Mikula feels the murals are a way to tell the stories of the community, to bring energy to public spaces.

“They’re bringing life to buildings or spaces or canvasses that are large and can showcase the community in a very different way than a gallery setting and having art within the walls of a building,” Mikula said.

“Take the ‘Greetings from Lansing Michigan’ mural overlooking the Nuthouse Sports Grill, now seen in commercials. We’ve also seen it on TV shows such as ‘Diners, Drive-ins and Dives.’ They’re using that as a way to welcome people and tell people that Lansing is a pretty creative place.”

The Arts Council has paid for many of the murals, but not all of them.

“We grant out about $275,000 each year for different kinds of programs,” Mikula said. “We have six different programs that we actually grant money out to.
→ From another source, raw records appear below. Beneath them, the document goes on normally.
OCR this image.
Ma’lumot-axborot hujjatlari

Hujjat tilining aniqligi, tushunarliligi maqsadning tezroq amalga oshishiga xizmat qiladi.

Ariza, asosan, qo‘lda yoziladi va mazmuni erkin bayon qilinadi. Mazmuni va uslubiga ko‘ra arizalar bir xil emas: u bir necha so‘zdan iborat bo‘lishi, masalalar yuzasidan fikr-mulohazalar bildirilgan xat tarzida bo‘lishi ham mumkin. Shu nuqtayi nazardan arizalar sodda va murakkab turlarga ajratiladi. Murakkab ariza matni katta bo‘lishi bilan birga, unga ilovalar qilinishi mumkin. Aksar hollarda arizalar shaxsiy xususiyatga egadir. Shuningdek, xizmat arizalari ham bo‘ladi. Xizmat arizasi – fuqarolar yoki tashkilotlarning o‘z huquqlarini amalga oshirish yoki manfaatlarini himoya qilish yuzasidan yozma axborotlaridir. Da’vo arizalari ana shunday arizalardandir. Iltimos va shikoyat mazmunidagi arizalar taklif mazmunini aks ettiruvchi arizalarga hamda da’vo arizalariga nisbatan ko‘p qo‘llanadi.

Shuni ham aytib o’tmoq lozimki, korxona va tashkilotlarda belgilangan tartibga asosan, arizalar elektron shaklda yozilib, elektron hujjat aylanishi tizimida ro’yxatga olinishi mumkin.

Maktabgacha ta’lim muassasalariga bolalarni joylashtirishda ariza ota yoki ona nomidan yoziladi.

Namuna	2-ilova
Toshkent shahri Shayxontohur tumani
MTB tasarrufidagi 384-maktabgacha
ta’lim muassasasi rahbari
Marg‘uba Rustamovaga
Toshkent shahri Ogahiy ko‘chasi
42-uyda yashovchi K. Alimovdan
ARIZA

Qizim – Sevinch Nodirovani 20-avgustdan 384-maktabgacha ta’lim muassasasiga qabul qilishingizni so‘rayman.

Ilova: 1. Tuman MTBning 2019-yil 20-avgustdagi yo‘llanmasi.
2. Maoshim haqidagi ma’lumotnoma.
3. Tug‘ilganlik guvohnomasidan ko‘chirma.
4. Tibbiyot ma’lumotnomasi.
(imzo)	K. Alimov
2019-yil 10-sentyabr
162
So our work is not to create the murals, our work is to help fund them.

“Like the mural on the side of our building that was done by ... the teens over at the Reach Studio Art Center, was done through MICA gallery, through a mini grant that they received through the arts council.”

The council was instrumental in helping to raise $107,000 for the ‘Under the Bridge’ mural and get Whitfield attached to the project. That didn’t come from grant money, but through sponsorships and crowd funding.

Whitfield is a graphic designer for the Michigan Department of Transportation. He received statewide recognition for his creation of a Mackinac Bridge-themed license plate in 2012.

He is now working on a project on the Michigan Avenue corridor on the “The Venue,” an apartment and retail space at the corner with Clemons Avenue. The artwork was commissioned by developer Scott Gillespie and will have about 10 murals once it’s finished.

The mural will show the history of the city’s east side, including Emil’s, The Green Door, Sparrow and the old Boy’s Vocational School.

“The one I’m doing now is focused on the history of that area, so I come up with my own ideas how I want to portray that,” Whitfield said. “Sometimes that can be difficult.

“People love to remember Emil’s,” he said, referring to the Italian restaurant once located at that corner. Indeed, the Emil’s building torn down to make way for The Venue was known for a mural depicting sights of Italy on a west-facing wall.

“There are a lot of stories behind that one,” Whitfield said. “So, that kind of helps me out with the ideas. Then you have to decide how you want to show that particular thing. That’s where I try to tell a story when I do it.”

Many of the murals around town look a lot like graffiti. But they’re not.

“A lot of them are done by the same type of artist,” Brown said. “I’m not a graffiti artist. I’m a street artist. I’m a muralist. There’s a difference. Most people don’t know that. Because graffiti is lettering.

“Letters aren’t my thing. Painting pictures, that’s my thing. A picture can say a thousand words.”